There you are. Best suit on. Sat in a board room facing three very intimidating members of senior management. They’re trying not to be intimidating but they’re failing. Your mind wanders. Are you sitting right? Are you speaking loudly enough? Did you wear a suit when you were supposed to dress casual? Did you dress casual when you were supposed to wear a suit? They start to ask questions. The sweat begins to pour. Panic. Twitching. Fidgeting. Ahhhhhhhhhhhhhhhhhhhhhhhhhhhhhhhhhhhhhhhhhhhhhhhhhhhhhhhhhhhhhhhhhhhhhhhhhhhhhhhhhhhhhhhhhhhhhhhhhhhhhhhhh.

Okay I dramatised that just slightly, but I think most of us can agree that interviews are a little intimidating. Most weeks I go to a co-working space to work, and I always get so nervous for the people coming in to interview for some of the resident companies. This got me thinking about just how nerve-racking interviews are, and whether there might be some coping strategies that can be employed so that, when you’re asked your first question, your response isn’t something along the lines of “errrrrrrrrr, errrrrrrrr…..errrrrrr”.

Squeezing your buttocks

Apparently this is not a joke. Squeezing your buttocks can reduce nervous shaking.

Call me pessimistic, but I am quite pessimistic about this one. Haven’t we got enough to worry about when going for an interview?  First we have to not fall out of the chair, not make random high-pitched sounds, and not say stupid things along the lines of ‘I don’t know where I’m going to be in five months let alone five years’.

We’re supposed to throw buttock clenching in with all of this? Hmmmmm.

Stand up while you wait

Well this is a tricky one, with plenty of potential for disaster. The thinking behind this little snippet of wisdom is that being stood up when your interviewers enter the room creates a better impression than if you are prying yourself out of a chair.

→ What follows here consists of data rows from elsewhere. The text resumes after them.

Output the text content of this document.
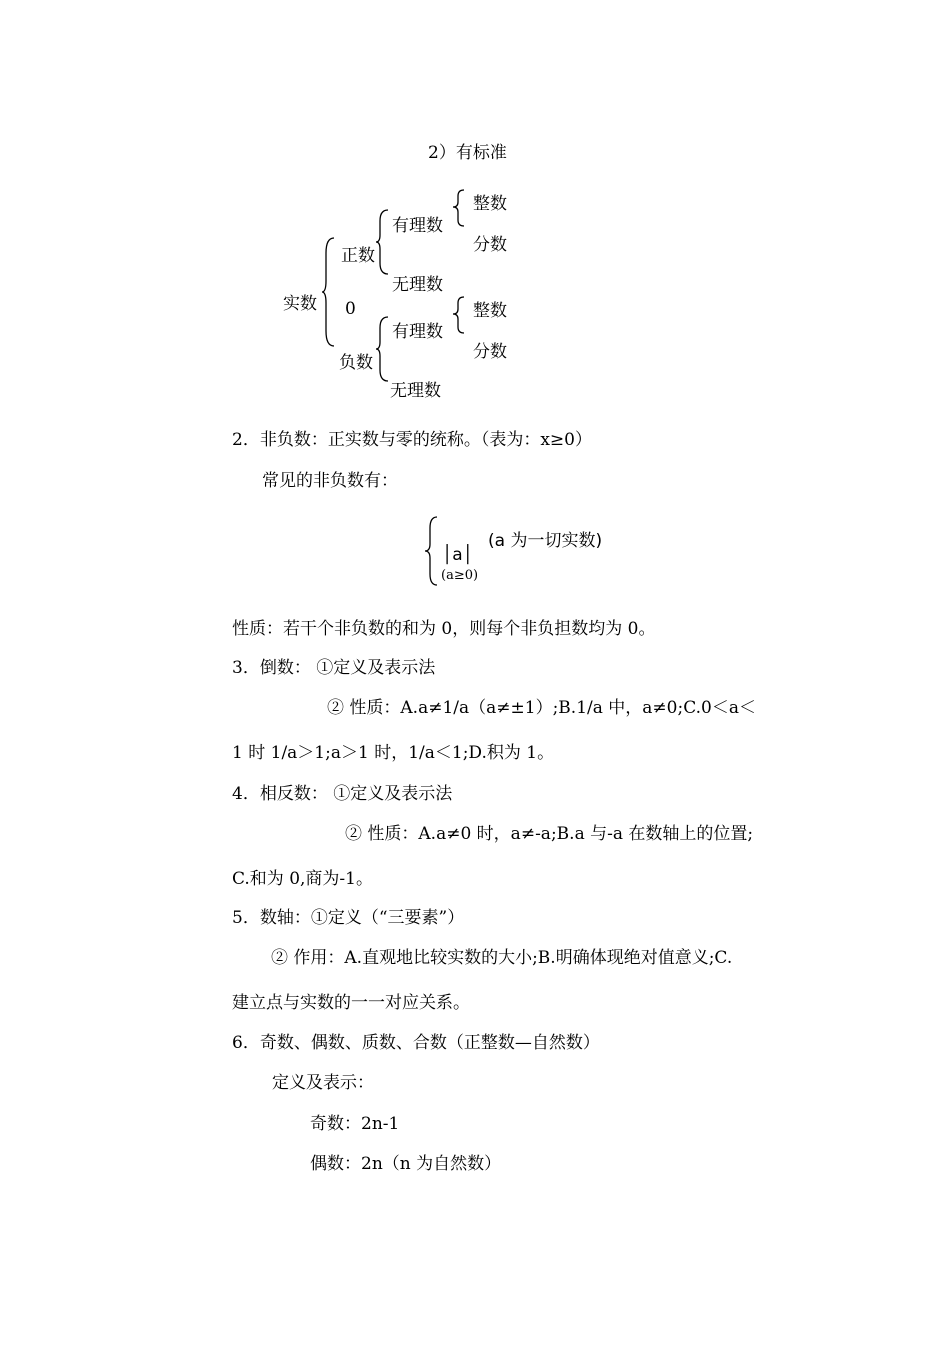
2）有标准
实数
正数
0
负数
有理数
无理数
有理数
无理数
整数
分数
整数
分数
2．非负数：正实数与零的统称。（表为：x≥0）
常见的非负数有：
│a│
(a 为一切实数)
(a≥0)
性质：若干个非负数的和为 0，则每个非负担数均为 0。
3．倒数： ①定义及表示法
② 性质：A.a≠1/a（a≠±1）;B.1/a 中，a≠0;C.0＜a＜
1 时 1/a＞1;a＞1 时，1/a＜1;D.积为 1。
4．相反数： ①定义及表示法
② 性质：A.a≠0 时，a≠-a;B.a 与-a 在数轴上的位置;
C.和为 0,商为-1。
5．数轴：①定义（“三要素”）
② 作用：A.直观地比较实数的大小;B.明确体现绝对值意义;C.
建立点与实数的一一对应关系。
6．奇数、偶数、质数、合数（正整数—自然数）
定义及表示：
奇数：2n-1
偶数：2n（n 为自然数）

But who knows how long these potentially future-determining people are going to be. You could be standing for a long time. The perfect scenario would be one where you sit, but manage to clock your interviewers before they lay eyes on you. Winning!

Make the interviewer feel special

Now this makes sense, not only because someone who you make feel special is likely to treat you more favourably, but also because it takes the attention off you. If you can stop yourself from focusing inwardly during an interview, then your nervousness levels are going to decrease drastically.

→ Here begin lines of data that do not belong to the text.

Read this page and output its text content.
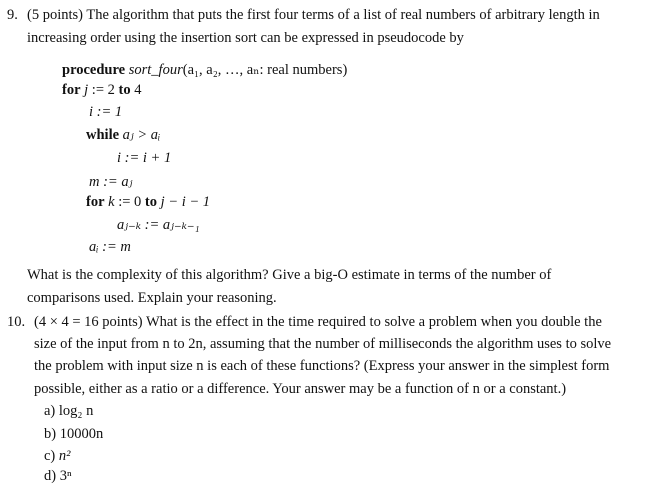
9. (5 points) The algorithm that puts the first four terms of a list of real numbers of arbitrary length in
increasing order using the insertion sort can be expressed in pseudocode by
procedure sort_four(a₁, a₂, …, aₙ: real numbers)
for j := 2 to 4
i := 1
while aⱼ > aᵢ
i := i + 1
m := aⱼ
for k := 0 to j − i − 1
aⱼ₋ₖ := aⱼ₋ₖ₋₁
aᵢ := m
What is the complexity of this algorithm? Give a big-O estimate in terms of the number of
comparisons used. Explain your reasoning.
10. (4 × 4 = 16 points) What is the effect in the time required to solve a problem when you double the
size of the input from n to 2n, assuming that the number of milliseconds the algorithm uses to solve
the problem with input size n is each of these functions? (Express your answer in the simplest form
possible, either as a ratio or a difference. Your answer may be a function of n or a constant.)
a) log₂ n
b) 10000n
c) n²
d) 3ⁿ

Doing plenty of research on those who will be interviewing you can help a lot when it comes to this.

Remember there’s a reason you’re there

As the sweat pours off you and your legs shake uncontrollably (have you tried the buttock clenching?), just remember that you have been shortlisted. They like the cut of your jib. These are busy people, and they’re taking the time to grill you.

Don’t put them on a pedestal

Regardless of who is interviewing you, you should never be too in awe. Of course your interviewers should be respected as heavyweights in their field, but don’t be too intimidated. They are just people who have worked very hard to get where they are, just like you are willing to.

Be on time, but don’t be too early

There is nothing worse than being late for an interview, so you should always make sure you are there at least 10 minutes before you are supposed to be. However, if you arrive say 25 minutes before your interview, that is entirely too much time to be sat contemplating what is about to occur, and plenty of time for your nerves to build up. A nice compromise could be to get to the immediate area around 25 minutes beforehand so you know there is no chance you can be late; you could sooth the nerves with a warm drink and maybe some food and then head in 5 or 10 minutes before the interview start time.

The end of an interview is always a trying time. Your radar is going like the clappers. What is their tone of voice like? Are they asking you if you could start immediately? Do their eyes keep wandering to the sandwich sitting on the desk which they have been waiting to eat all day?

Personally I think all of this worrying is pointless. If they want you, they want you, and if they don’t, then it’s all about positivity; learn from your experience and absolutely destroy the next one! At least you have the buttock clenching trick down to a tee.